数ある相続税対策の中でも贈与税の基礎控除額(年間110万円)を活用した生前贈与による節税方法は、手軽にできるため実行している方が多い相続税対策です。
110万円というのは一見少なく思えるかもしれませんが、長期間に、着実に実行することで、多額の節税が可能です。

例えば、1100万円を贈与したいと考えたとき1度に贈与すれば、270万円もの贈与税が課税されますが、1年間に110万円を10年間にわたり毎年贈与し続ければ、毎年の贈与額は基礎控除額以下になるので贈与税は課税されません。

さらに、子供だけでなく、孫など5人に贈与したとすれば、1年間で550万円、10年間では5500万円の贈与を贈与税が課税されることなく行うことができます。
このように、基礎控除額を活用した生前贈与は毎年積み重ねることで、大きな効果を上げることができます
しかし、この方法には注意すべきポイントがいくつかあります。

生前贈与(暦年贈与)による節税の注意すべきポイント

(1)毎年同じ時期に同額の贈与を継続しない

例えば、毎年同じ時期に110万円を同じ親族に10年間贈与したような場合、税務当局は「向こう10年間にわたり合計1100万円を贈与するという権利を最初の年に贈与した」とみなし、その評価額を課税対象に取り込み、高額の贈与税を課税する場合があります。このように連続した贈与(連年贈与といいます)は、「定額贈与」とみなされる可能性がありますので注意が必要です。連年贈与とみなされないためには、贈与する金額と時期を毎年変更するといった対策が有効です。

(2)贈与契約書を作成する

贈与の事実を証明するために「贈与契約書」を作成し、当事者が署名捺印して下さい。自社株式の「贈与契約書」などの場合は公証役場で確定日付をもらって下さい。

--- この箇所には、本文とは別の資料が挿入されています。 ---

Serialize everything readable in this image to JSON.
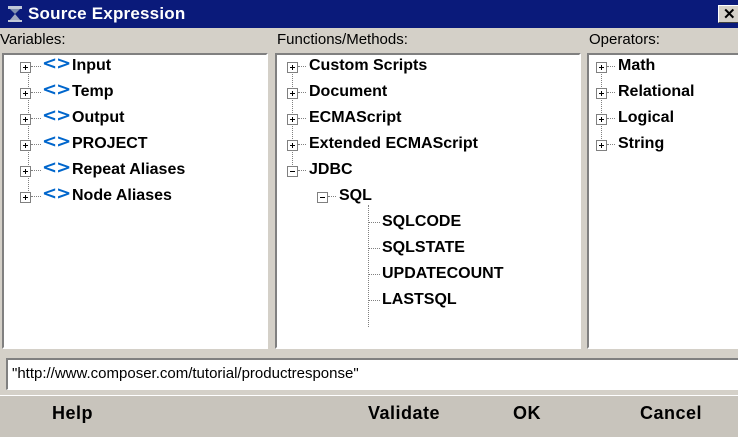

(3)客観的に贈与の事実があったと認められる状況を作る

金銭の贈与であれば、贈与者の銀行口座から受贈者の銀行口座に贈与金額を振込み、「贈与契約書」に基づいて資金が移動しているということがわかるようにしておいて下さい。

(4)贈与を受けた財産の管理は贈与を受けた人が行う

銀行口座にある資金であれば、通帳・印鑑・カード・証書等は、贈与を受けた人が所有・管理してください。

(5)贈与税を納付する

贈与の事実を証明するには、贈与税の申告をして納税するのが一番確実な方法です。
例えば、111万円の贈与をして贈与税の申告をし、1000円の贈与税を納付することにより、贈与の事実を確実なものとすることができます。
ただし、贈与の実態がなければ、贈与とは認められませんので、上記(2)、(3)、(4)を行うことは、大前提となります。

連年贈与・名義預金に注意

親から子や孫に現金を毎年贈与する方法で相続税を節税する際に上記(2)~(5)の対策が重要となります。
子や孫名義の通帳に振り込んでいても、通帳・印鑑・カード・証書等を親が管理していたりしている場合には、贈与とは認められず親の財産とみなされて(こういった預金のことを「名義預金」といいます)相続税対策が無駄になってしまうからです。

生前贈与(暦年贈与)によって相続税対策をする場合には、(1)連年贈与とみなされないこと(2)贈与の事実を否認されないこと名義預金とみなされないこと)に注意して下さい。